Semua pertanyaan ini baru dapat dijawab kalau uji klinik fase 3 sudah selesai, baik itu yang sekarang dilakukan di Bandung maupun yang simultan dilakukan di sejumlah negara lain. Hasil akhirnya akan dikompilasi dan dianalisis mendalam.

Sebenarnya banyak juga dipersoalkan tentang hal keenam, yaitu apakah mutasi virus yang sekarang sudah terjadi (termasuk di Indonesia), dan juga antibodi tertentu, akan memengaruhi efektivitas vaksin yang sedang dibuat. Data sejauh ini masih membuktikan berbagai calon vaksin tampaknya masih akan mampu menangani perubahan akibat mutasi yang kini ada.

Vaksin untuk semua
Sesudah vaksin nanti benar-benar ada, harus dijamin bahwa semua akan mendapatkannya, vaccine for all supaya penularan di muka bumi dapat dihentikan. Ini sejalan juga dengan prinsip ”no one is save until everyone is save”. Kalau masih ada sumber penularan, tentu masih akan mungkin orang lain tertular dan siklus pandemi yang sudah meluluhlantakkan berbagai sendi kehidupan akan terus berjalan.

Dalam hal ini, WHO dan berbagai badan internasional membentuk COVAX facility yang akan mendukung negara di dunia dalam pengadaan vaksin Covid-19 kalau nanti sudah tersedia. Kemampuan negara-negara tentu beragam. Di sisi lain, pada awal-awal produksi massal nantinya jumlahnya tentu belum akan cukup untuk semua penduduk dunia. Karena itu, akan diperlukan penahapan, yang oleh WHO disebut allocation framework.

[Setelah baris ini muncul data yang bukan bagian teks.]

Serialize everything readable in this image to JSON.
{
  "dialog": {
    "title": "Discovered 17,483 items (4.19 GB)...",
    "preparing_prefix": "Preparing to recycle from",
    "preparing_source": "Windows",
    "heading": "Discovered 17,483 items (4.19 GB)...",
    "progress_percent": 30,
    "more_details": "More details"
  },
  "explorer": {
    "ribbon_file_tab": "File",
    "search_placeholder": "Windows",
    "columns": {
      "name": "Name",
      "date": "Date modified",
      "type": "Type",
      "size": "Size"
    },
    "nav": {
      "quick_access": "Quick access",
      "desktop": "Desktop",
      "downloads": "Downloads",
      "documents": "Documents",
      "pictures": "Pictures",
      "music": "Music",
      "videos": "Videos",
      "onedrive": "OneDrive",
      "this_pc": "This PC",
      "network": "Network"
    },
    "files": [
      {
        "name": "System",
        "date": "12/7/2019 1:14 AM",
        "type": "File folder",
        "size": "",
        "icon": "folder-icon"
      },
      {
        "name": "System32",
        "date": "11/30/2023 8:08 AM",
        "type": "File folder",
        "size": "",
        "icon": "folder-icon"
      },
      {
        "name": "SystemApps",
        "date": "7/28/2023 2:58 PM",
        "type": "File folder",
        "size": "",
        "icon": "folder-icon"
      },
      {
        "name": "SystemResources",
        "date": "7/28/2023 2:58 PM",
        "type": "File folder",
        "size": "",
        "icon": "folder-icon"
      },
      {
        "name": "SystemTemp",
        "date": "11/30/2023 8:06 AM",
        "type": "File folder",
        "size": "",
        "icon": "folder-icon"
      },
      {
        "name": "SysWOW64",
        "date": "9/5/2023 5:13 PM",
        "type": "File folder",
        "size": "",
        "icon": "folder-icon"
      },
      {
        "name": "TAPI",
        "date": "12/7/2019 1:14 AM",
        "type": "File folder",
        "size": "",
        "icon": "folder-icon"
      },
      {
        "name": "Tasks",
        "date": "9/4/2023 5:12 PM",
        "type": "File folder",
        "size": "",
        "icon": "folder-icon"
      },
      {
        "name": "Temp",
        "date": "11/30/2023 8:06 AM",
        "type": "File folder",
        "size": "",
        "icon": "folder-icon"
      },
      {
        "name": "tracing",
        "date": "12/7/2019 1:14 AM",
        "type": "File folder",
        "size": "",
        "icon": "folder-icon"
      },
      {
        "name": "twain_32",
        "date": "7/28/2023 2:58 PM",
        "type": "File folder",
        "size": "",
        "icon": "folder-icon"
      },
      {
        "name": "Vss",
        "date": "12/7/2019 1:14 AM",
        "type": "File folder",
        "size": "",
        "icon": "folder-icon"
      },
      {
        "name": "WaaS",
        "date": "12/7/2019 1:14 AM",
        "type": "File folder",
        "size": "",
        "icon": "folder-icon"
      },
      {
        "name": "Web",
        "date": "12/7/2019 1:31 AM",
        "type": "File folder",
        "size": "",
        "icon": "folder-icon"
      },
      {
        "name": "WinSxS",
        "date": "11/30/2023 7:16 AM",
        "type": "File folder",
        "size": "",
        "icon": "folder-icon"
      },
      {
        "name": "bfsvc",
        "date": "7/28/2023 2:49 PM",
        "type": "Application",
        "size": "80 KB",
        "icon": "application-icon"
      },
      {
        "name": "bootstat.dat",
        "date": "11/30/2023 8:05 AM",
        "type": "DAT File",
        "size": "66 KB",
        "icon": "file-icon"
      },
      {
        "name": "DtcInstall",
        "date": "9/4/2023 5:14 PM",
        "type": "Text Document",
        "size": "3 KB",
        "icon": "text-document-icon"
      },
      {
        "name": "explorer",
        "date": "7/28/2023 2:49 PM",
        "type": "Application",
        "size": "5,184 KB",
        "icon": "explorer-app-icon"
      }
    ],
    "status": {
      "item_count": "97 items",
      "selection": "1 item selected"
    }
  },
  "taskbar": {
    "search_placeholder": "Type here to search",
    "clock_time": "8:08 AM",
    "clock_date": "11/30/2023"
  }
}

Sejauh ini yang direkomendasikan adalah bahwa di awal-awal setidaknya ada produksi 3 persen jumlah vaksin yang akan diberikan kepada petugas kesehatan dan petugas sosial lapangan lain.

Kemudian kalau sekitar 20 persen vaksin tersedia, akan diprioritaskan kepada kelompok risiko tinggi, termasuk usia lanjut, mereka dengan penyakit penyerta (komorbid) atau pertimbangan khusus lainnya. Kalau kemudian persediaan sudah makin banyak, tentu akan mencakup seluruh masyarakat luas.

Harus diingat bahwa memvaksinasi semua penduduk satu negara tentu bukan hal sederhana. Mungkin banyak negara punya pengalaman panjang memberi vaksinasi kepada semua anak.

Namun, kalau untuk semua orang di semua golongan usia, manajemen distribusinya akan amat kompleks, menyangkut kebijakan politik di semua tingkat, SDM, sistem kerja, aspek sosiokultural, mobilisasi masa, peran serta masyarakat, demografi, finansial, dan lain-lain.

Belum lagi seandainya mungkin masih ada (dan tampaknya selalu ada) yang menolak divaksin dengan berbagai alasan. Tambahan lagi, bukan tidak mungkin satu negara menggunakan beberapa jenis/merek vaksin sekaligus, dengan berbagai variasinya.

Juga harus diperhatikan bahwa akan ada kegiatan post marketing surveillance, yaitu pengamatan hasil kerja vaksin yang sudah digunakan di lapangan, apakah semua baik (sesuai hasil uji klinik) ataukah ada kejadian-kejadian lain yang tak diinginkan. Semua ini perlu disiapkan secara amat rinci sejak sekarang, tinggal tiga bulan lagi menjelang awal 2021, lengkap dengan rencana kontingensinya, mengingat kemungkinan berbagai tantangan di lapangan.

Arahan Presiden Jokowi jelas menyebutkan perlu disusun rencana detail pemberian vaksin Covid-19 dan ini harus telah tersedia dalam waktu dekat ini.

Sementara kita menunggu perkembangan vaksin (dan juga obat) Covid-19 (bahkan tampaknya setelah vaksin ada tetapi belum cukup ampuh mencakup semua penduduk), memang kita harus bergantung penuh pada kepatuhan protokol kesehatan, mulai dari yang mendasar sampai mungkin pembatasan sosial yang ketat. Untuk ini, kebijakan yang tepat, peraturan yang tegas, sosialisasi yang masif, monitoring dan evaluasi situasi pandemi berdasar bukti ilmiah, serta peran serta aktif semua pihak menjadi hal yang paling utama.

Pandemi Covid-19 yang betul-betul memorakporandakan dunia kembali membuktikan bahwa ”Health is not everything, but without health everything is nothing”.

Tjandra Yoga Aditama, Guru Besar Paru FKUI; Mantan Direktur WHO SEARO; dan Mantan Dirjen P2P dan Kepala Balitbangkes.